We each believe that one of the critical roles of our county is supporting recreation amenities throughout our community. Our parks and facilities serve as a vital benefit for children to play and adults to recreate. Whether your passion is a soccer field or a horse arena, these amenities are a valuable resource and support a high quality of life for our citizens.
While there has been some controversy regarding the county owning an equestrian facility in the past, the more people understand the versatility of the center and diverse user groups it serves, the value of this venue to the community becomes clear.
Along with the fair, the equestrian center is a premiere racing, training and show facility with indoor and outdoor arenas. Several national and regional competitions are held at the facility, bringing in visitors from throughout the state and region. And not just equestrian shows: BMX competitions, 4H Club activities, and even lacrosse and soccer teams make use of the wide open spaces at the center. Spaces like the equestrian center are becoming more rare with the continued development of our community. And the value is not only with the community uses, but the visitors for these events and shows generate significant revenue to community businesses and local governments.
While the county has valued this facility, we faced a critical juncture this year as additional investment and fee restructuring was needed to continue to operate the center.

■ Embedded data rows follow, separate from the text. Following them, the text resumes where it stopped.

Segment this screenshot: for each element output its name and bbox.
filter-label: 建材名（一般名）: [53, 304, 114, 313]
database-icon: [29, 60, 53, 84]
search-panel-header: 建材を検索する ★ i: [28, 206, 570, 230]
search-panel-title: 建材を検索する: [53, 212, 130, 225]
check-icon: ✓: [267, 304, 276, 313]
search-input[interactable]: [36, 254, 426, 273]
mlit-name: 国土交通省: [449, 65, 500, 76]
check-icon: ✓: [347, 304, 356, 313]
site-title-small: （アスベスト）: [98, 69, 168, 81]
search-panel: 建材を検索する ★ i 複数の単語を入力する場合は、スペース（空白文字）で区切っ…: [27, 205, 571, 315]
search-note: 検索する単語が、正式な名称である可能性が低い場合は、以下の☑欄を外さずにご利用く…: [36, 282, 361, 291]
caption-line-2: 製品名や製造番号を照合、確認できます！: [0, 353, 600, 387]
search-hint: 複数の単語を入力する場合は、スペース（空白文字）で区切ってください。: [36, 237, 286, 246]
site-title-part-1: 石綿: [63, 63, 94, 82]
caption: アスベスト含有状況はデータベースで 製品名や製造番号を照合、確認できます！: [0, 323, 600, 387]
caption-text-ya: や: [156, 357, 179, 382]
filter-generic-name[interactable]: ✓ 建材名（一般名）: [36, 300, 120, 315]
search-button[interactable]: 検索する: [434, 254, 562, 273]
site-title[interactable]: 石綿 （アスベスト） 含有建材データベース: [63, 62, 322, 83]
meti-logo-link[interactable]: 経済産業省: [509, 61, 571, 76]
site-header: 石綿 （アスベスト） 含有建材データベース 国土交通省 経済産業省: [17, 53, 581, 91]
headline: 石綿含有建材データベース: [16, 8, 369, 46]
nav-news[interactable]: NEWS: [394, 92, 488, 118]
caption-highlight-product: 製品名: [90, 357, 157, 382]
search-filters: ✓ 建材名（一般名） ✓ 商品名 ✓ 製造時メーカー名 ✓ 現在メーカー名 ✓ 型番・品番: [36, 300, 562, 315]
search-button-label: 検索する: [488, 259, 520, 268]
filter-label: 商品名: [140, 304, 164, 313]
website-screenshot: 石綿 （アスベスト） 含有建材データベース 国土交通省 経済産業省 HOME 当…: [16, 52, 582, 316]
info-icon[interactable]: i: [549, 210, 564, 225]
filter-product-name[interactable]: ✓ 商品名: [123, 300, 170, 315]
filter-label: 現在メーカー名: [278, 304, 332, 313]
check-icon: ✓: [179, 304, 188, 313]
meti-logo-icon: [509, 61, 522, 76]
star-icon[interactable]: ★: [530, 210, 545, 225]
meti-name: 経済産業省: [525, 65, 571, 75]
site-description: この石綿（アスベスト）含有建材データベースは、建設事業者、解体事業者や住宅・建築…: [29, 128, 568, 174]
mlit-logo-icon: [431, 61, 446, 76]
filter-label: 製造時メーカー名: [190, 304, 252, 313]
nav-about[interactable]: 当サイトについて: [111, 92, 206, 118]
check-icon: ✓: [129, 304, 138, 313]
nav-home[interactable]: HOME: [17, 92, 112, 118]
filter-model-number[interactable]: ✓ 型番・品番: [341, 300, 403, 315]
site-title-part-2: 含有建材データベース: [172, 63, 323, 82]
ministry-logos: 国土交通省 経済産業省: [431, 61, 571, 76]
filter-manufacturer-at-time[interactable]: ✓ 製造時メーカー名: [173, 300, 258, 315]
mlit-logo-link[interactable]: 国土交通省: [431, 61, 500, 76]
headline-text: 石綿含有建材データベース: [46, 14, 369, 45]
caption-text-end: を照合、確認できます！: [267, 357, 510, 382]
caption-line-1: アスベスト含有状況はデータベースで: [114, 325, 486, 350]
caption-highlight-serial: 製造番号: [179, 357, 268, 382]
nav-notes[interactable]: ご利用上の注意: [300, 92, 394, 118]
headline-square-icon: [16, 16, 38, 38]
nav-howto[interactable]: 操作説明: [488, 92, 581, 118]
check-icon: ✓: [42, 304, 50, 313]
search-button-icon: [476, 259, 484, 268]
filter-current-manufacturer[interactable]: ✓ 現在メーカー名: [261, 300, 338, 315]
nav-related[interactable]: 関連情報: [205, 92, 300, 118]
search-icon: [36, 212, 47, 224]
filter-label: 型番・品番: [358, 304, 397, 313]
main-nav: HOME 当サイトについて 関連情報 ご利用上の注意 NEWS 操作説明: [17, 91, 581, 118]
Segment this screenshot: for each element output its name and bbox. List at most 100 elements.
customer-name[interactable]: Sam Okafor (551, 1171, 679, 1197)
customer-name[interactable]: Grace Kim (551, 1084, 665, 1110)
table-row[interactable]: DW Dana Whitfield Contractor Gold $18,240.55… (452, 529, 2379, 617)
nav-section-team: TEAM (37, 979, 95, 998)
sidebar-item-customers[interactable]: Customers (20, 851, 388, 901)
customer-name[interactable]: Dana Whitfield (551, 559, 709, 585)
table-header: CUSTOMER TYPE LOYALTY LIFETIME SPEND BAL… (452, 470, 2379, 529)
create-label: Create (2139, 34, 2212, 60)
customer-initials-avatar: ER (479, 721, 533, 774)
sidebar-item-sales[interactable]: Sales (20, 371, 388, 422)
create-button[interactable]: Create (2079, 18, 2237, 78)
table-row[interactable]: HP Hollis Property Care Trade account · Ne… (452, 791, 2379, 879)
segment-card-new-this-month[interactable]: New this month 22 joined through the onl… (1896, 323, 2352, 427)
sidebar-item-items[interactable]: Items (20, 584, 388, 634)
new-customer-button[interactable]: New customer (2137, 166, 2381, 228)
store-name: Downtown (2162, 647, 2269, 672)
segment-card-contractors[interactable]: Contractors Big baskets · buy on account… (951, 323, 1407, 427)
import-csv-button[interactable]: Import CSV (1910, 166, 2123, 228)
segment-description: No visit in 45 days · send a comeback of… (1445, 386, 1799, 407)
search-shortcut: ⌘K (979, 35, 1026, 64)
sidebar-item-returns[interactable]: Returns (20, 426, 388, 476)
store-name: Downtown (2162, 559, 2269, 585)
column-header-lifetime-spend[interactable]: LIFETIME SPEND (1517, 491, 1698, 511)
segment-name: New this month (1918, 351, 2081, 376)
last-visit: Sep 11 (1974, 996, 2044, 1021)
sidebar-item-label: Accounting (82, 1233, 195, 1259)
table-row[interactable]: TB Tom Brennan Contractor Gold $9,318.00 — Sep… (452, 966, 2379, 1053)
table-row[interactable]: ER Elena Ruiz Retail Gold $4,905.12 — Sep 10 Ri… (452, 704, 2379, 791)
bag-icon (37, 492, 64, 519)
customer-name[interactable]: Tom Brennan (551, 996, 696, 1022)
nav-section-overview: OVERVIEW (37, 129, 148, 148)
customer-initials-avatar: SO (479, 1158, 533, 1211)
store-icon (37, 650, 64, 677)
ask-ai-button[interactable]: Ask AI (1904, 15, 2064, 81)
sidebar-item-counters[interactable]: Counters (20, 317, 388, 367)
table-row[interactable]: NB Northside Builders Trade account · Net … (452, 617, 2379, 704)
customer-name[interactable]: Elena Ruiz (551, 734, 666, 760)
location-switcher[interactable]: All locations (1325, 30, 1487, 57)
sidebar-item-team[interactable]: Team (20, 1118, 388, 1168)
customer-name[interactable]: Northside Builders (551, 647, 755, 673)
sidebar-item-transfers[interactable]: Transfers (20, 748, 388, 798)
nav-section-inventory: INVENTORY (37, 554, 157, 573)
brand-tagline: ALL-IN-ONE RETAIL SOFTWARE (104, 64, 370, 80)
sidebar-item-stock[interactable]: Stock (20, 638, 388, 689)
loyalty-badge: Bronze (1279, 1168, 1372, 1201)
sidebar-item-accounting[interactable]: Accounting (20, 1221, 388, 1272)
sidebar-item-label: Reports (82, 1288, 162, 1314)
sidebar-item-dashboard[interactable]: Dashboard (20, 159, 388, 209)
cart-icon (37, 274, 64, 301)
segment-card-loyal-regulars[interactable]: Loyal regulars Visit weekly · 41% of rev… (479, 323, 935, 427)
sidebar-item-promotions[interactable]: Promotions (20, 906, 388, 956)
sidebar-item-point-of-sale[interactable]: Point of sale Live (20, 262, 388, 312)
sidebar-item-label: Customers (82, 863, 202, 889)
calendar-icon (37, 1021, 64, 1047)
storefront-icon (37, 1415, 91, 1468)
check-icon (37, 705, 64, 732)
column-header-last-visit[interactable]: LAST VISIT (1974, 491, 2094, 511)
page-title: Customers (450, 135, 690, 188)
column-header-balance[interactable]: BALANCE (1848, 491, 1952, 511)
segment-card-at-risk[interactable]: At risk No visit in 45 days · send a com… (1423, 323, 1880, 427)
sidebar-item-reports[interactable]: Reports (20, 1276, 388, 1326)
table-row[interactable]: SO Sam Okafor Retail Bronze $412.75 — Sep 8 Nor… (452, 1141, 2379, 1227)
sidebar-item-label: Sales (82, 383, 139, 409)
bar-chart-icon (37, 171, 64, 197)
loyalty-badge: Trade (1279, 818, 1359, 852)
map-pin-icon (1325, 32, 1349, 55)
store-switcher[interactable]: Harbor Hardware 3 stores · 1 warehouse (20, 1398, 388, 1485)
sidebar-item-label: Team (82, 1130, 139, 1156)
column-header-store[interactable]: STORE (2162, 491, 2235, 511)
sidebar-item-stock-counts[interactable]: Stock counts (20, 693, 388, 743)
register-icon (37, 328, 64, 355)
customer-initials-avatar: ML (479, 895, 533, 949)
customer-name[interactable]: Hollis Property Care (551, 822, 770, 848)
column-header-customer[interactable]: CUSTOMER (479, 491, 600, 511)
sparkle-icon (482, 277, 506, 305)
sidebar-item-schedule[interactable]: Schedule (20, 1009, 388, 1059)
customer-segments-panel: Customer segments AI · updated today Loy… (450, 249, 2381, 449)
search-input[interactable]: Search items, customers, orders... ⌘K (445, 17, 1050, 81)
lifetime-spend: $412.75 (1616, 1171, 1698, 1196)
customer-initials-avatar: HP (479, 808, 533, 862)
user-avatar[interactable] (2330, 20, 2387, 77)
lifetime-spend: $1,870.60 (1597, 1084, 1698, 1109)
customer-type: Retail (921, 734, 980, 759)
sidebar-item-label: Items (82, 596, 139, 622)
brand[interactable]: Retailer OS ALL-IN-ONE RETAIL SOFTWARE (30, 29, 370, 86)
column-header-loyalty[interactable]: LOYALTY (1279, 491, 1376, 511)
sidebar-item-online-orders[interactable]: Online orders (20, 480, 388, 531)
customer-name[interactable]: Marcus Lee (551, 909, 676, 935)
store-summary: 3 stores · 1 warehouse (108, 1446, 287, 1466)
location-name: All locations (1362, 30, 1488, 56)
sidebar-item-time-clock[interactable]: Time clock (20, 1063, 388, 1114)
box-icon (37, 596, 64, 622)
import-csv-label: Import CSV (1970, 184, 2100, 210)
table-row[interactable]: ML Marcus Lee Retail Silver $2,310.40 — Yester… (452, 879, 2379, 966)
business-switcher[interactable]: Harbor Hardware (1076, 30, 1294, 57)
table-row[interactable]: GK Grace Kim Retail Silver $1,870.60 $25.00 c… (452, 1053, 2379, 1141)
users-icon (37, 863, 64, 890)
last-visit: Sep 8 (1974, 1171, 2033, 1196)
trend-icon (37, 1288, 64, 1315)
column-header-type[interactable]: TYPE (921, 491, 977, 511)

After a several month review process, this week Mayor Ben McAdams proposed and the County Council voted in favor of a plan that allows for ongoing operation of the center and proposes a significant investment beginning with $5 million from the Parks and Recreation Bond to fund critical maintenance and improvements. Additionally, the county will continue to maintain and improve the facility over the coming years in order to enhance the user experience and support the safety and welfare of the animals. Going forward, the center will make some operational changes and will be committed to engage the community to better respond to patron needs.
We speak for all County Council members in thanking the engaged equestrian community, appointed advisory group, county and equestrian center operating staff and the South Jordan community and government for working with us over the past few months. We would not have arrived at general consensus in such a quick and civil manner if not for the time, energy, commitment, and the respectful sharing of differing viewpoints from several groups. The willingness to engage in an in depth review of the operations and needs of the center was critical.
With the support of thousands of passionate and respectful users of the center, the county learned of the deep commitment to the facility and its high use. We learned about so many users who have volunteered and provided personal support to maintain the center. Additionally, we learned that users were willing to accept higher fees for certain uses to help improve the facility. We applaud these users for showing their commitment to the future of the center through both their time and money, which will lighten the load on taxpayers.
We appreciate the large number of passionate emails and that those who took the time to directly share their concerns and suggestions with us at the listening session we organized a few months ago. A special recognition goes out to our colleague, Jim Bradley, who has been a champion of the facility for years.
With open space and the rural way of life vanishing in Salt Lake County, we believe our County Equestrian Center preserves equestrian culture while offering a plethora of other uses for the community. That combination makes the center a unique asset for our community. We look forward to working with citizens and users to continue to enhance the value of the equestrian center in the years to come.
Steve DeBry is a Republican and the District 5 representative on the Salt Lake County Council. He lives in West Jordan. Jenny Wilson is a Democrat and an at-large member of the Salt Lake County Council. She lives in Salt Lake City.